You need to be able to allow people to vent (up to a point) and then summarize their concerns and repeat back to them to show you are keeping a mental record of their input.
- “If I heard you correctly, what you said was…”
- “Are you trying to tell me that…?”
- “In other words, what you experienced was…”
Just remember, when you are paraphrasing someone who is upset, you need to be genuine and not just nod your head and provide lip service.
Turning negatives into positives
Another similar area of concern when we are working with those who have mental noise is the fact that people who are upset tend to think negatively. Risk communicators refer to this as negative dominance.
One way to counter this and provide a positive or neutral (that’s a win!) environment is by avoiding negative words such as “no, not, never, can’t, won’t, don’t, etc.,” and focus your messages based on what’s positive about the given situation. Center your efforts on the positive things your organization is doing. One way to do this is by utilizing organizational messages, which are responses to situations your organization is frequently involved in or creating messages for the issue at hand. This is NOT spin, but focusing on what your organization is doing to mitigate the situation.

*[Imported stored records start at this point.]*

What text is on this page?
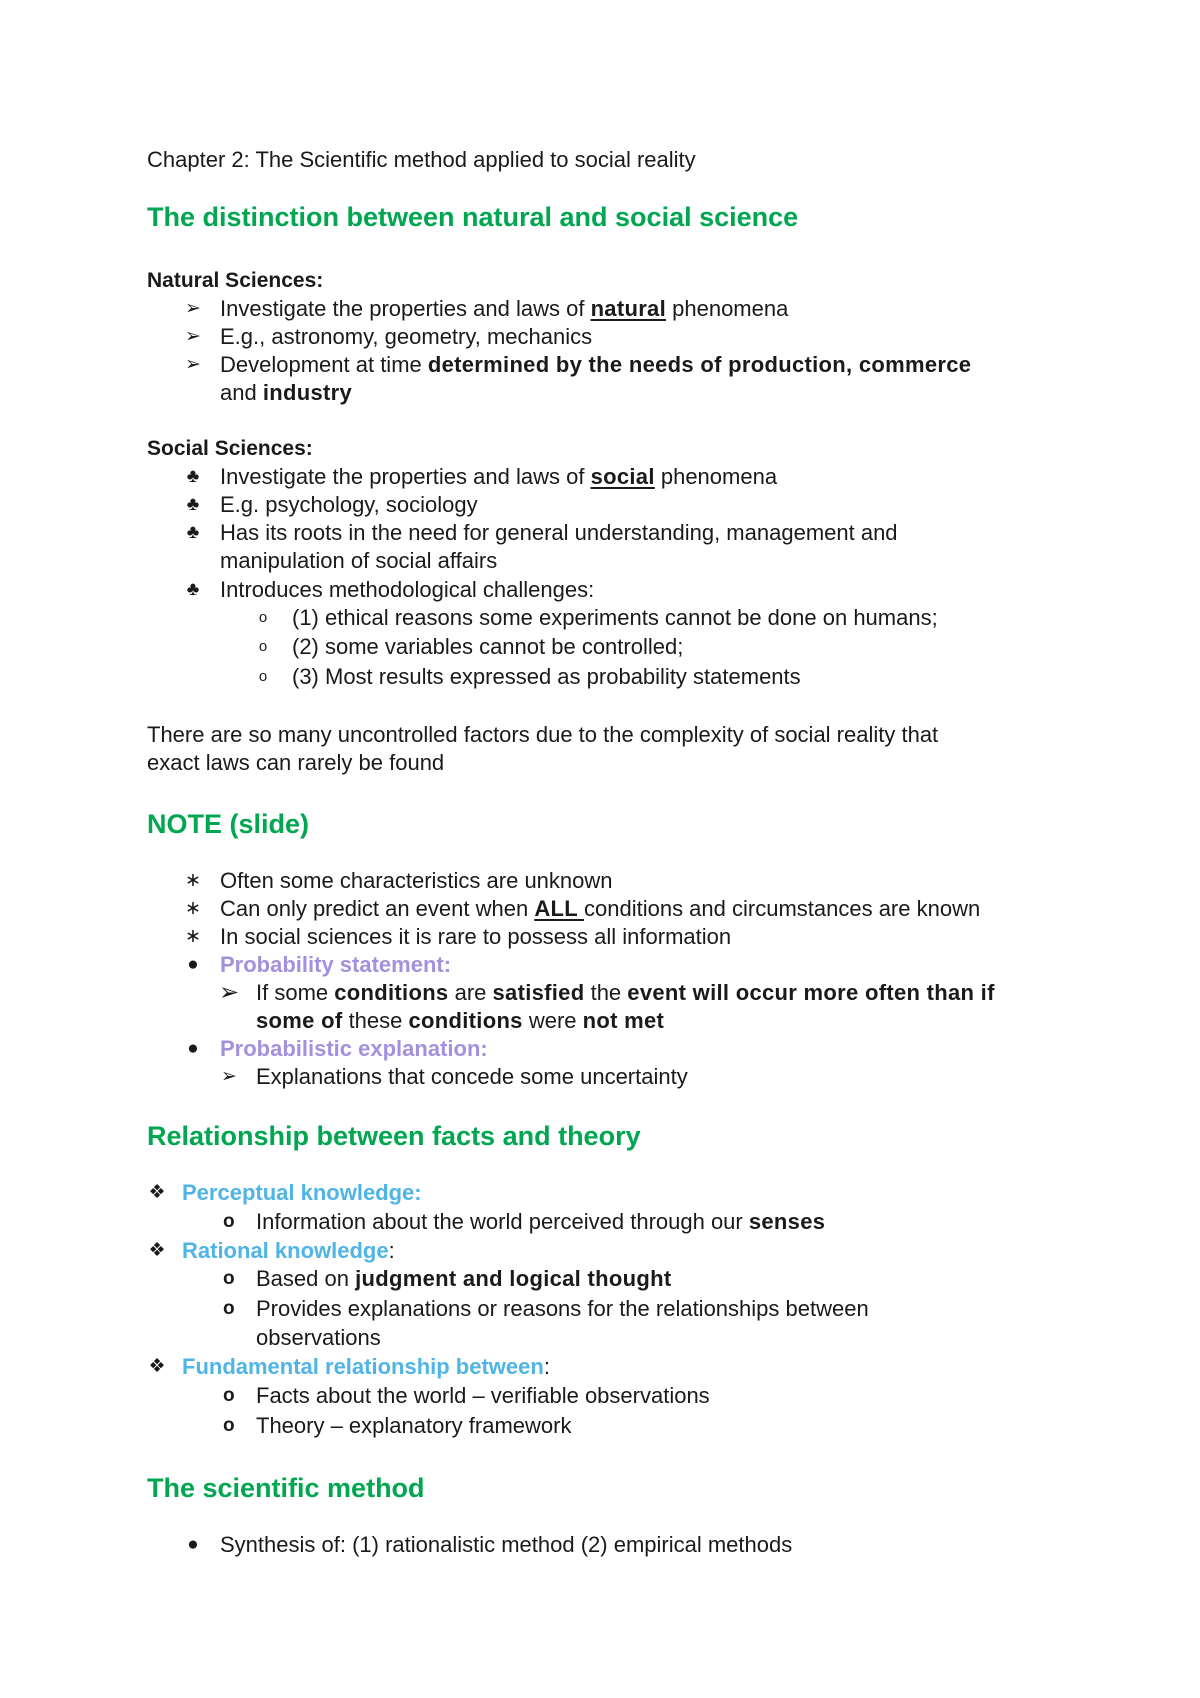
Chapter 2: The Scientific method applied to social reality
The distinction between natural and social science
Natural Sciences:
➢ Investigate the properties and laws of natural phenomena
➢ E.g., astronomy, geometry, mechanics
➢ Development at time determined by the needs of production, commerce
and industry
Social Sciences:
♣ Investigate the properties and laws of social phenomena
♣ E.g. psychology, sociology
♣ Has its roots in the need for general understanding, management and
manipulation of social affairs
♣ Introduces methodological challenges:
o	(1) ethical reasons some experiments cannot be done on humans;
o	(2) some variables cannot be controlled;
o	(3) Most results expressed as probability statements
There are so many uncontrolled factors due to the complexity of social reality that
exact laws can rarely be found
NOTE (slide)
∗ Often some characteristics are unknown
∗ Can only predict an event when ALL conditions and circumstances are known
∗ In social sciences it is rare to possess all information
● Probability statement:
➢ If some conditions are satisfied the event will occur more often than if
some of these conditions were not met
● Probabilistic explanation:
➢ Explanations that concede some uncertainty
Relationship between facts and theory
❖ Perceptual knowledge:
o Information about the world perceived through our senses
❖ Rational knowledge:
o Based on judgment and logical thought
o Provides explanations or reasons for the relationships between
observations
❖ Fundamental relationship between:
o Facts about the world – verifiable observations
o Theory – explanatory framework
The scientific method
● Synthesis of: (1) rationalistic method (2) empirical methods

A good way to remember how to turn negatives into positives is to remember this formula: N=3P, or, for each negative, you need to provide three positives.

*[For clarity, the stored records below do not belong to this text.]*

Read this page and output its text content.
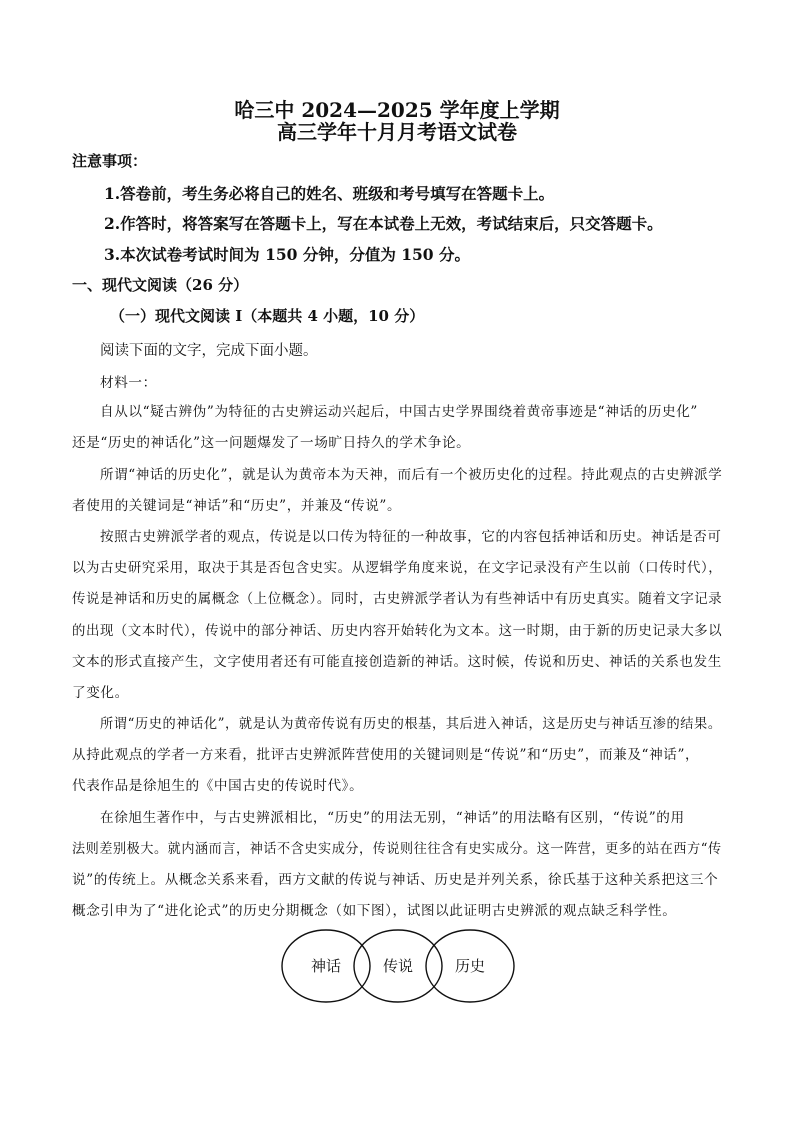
哈三中 2024—2025 学年度上学期
高三学年十月月考语文试卷
注意事项：
1.答卷前，考生务必将自己的姓名、班级和考号填写在答题卡上。
2.作答时，将答案写在答题卡上，写在本试卷上无效，考试结束后，只交答题卡。
3.本次试卷考试时间为 150 分钟，分值为 150 分。
一、现代文阅读（26 分）
（一）现代文阅读 I（本题共 4 小题，10 分）
阅读下面的文字，完成下面小题。
材料一：
自从以“疑古辨伪”为特征的古史辨运动兴起后，中国古史学界围绕着黄帝事迹是“神话的历史化”
还是“历史的神话化”这一问题爆发了一场旷日持久的学术争论。
所谓“神话的历史化”，就是认为黄帝本为天神，而后有一个被历史化的过程。持此观点的古史辨派学
者使用的关键词是“神话”和“历史”，并兼及“传说”。
按照古史辨派学者的观点，传说是以口传为特征的一种故事，它的内容包括神话和历史。神话是否可
以为古史研究采用，取决于其是否包含史实。从逻辑学角度来说，在文字记录没有产生以前（口传时代），
传说是神话和历史的属概念（上位概念）。同时，古史辨派学者认为有些神话中有历史真实。随着文字记录
的出现（文本时代），传说中的部分神话、历史内容开始转化为文本。这一时期，由于新的历史记录大多以
文本的形式直接产生，文字使用者还有可能直接创造新的神话。这时候，传说和历史、神话的关系也发生
了变化。
所谓“历史的神话化”，就是认为黄帝传说有历史的根基，其后进入神话，这是历史与神话互渗的结果。
从持此观点的学者一方来看，批评古史辨派阵营使用的关键词则是“传说”和“历史”，而兼及“神话”，
代表作品是徐旭生的《中国古史的传说时代》。
在徐旭生著作中，与古史辨派相比，“历史”的用法无别，“神话”的用法略有区别，“传说”的用
法则差别极大。就内涵而言，神话不含史实成分，传说则往往含有史实成分。这一阵营，更多的站在西方“传
说”的传统上。从概念关系来看，西方文献的传说与神话、历史是并列关系，徐氏基于这种关系把这三个
概念引申为了“进化论式”的历史分期概念（如下图），试图以此证明古史辨派的观点缺乏科学性。
神话	传说	历史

Stakeholder: “You’re not doing anything to control your plant’s deadly emissions!”
Plant Manager: “(1) I understand you are concerned about emissions from the plant. I am too. (2) I have called for a thorough review of our emissions to ensure we are meeting industry standards and that we are providing a safe environment for you, the employee, as well as for the surrounding community, and (3) I’ll be personally involved throughout this process and inform you, the rest of the employees and the community once the results are in so we can ensure we live and work in a safe environment ….”
Another example, here, in the avoidance of negative terms is NEVER repeating the negatives from a question (i.e., in the above scenario, the word “deadly” from the stakeholder’s question).
That’s it for this installment. This one was kind of a hodge-podge of information, but this is basic risk communication – more of a jumping-off point than anything else, to get you thinking about the concepts and look for more information if it’s something you need for your job. The next post will be the last in this series – we’ll look at the 7-part communication model and more.
[i] Covello, C., Sandman, P., and Slovic, P., Risk Communication, Risk Statistics, and Risk Comparisons: A Manual For Plant Managers, Chemical Manufacturers Association, 1988, pg. 10-22
[ii] Covello, V., Hyde, R., Peters, R., Wojtecki, J. Risk Communication, the West Nile Virus Epidemic, and Bioterrorism: Responding to the Communication Challenges Posed by the Intentional or Unintentional Release of a Pathogen in an Urban Setting. In: Journal of Urban Health: Bulletin of the New York Academy of Medicine. June 2001. pg. 382-391.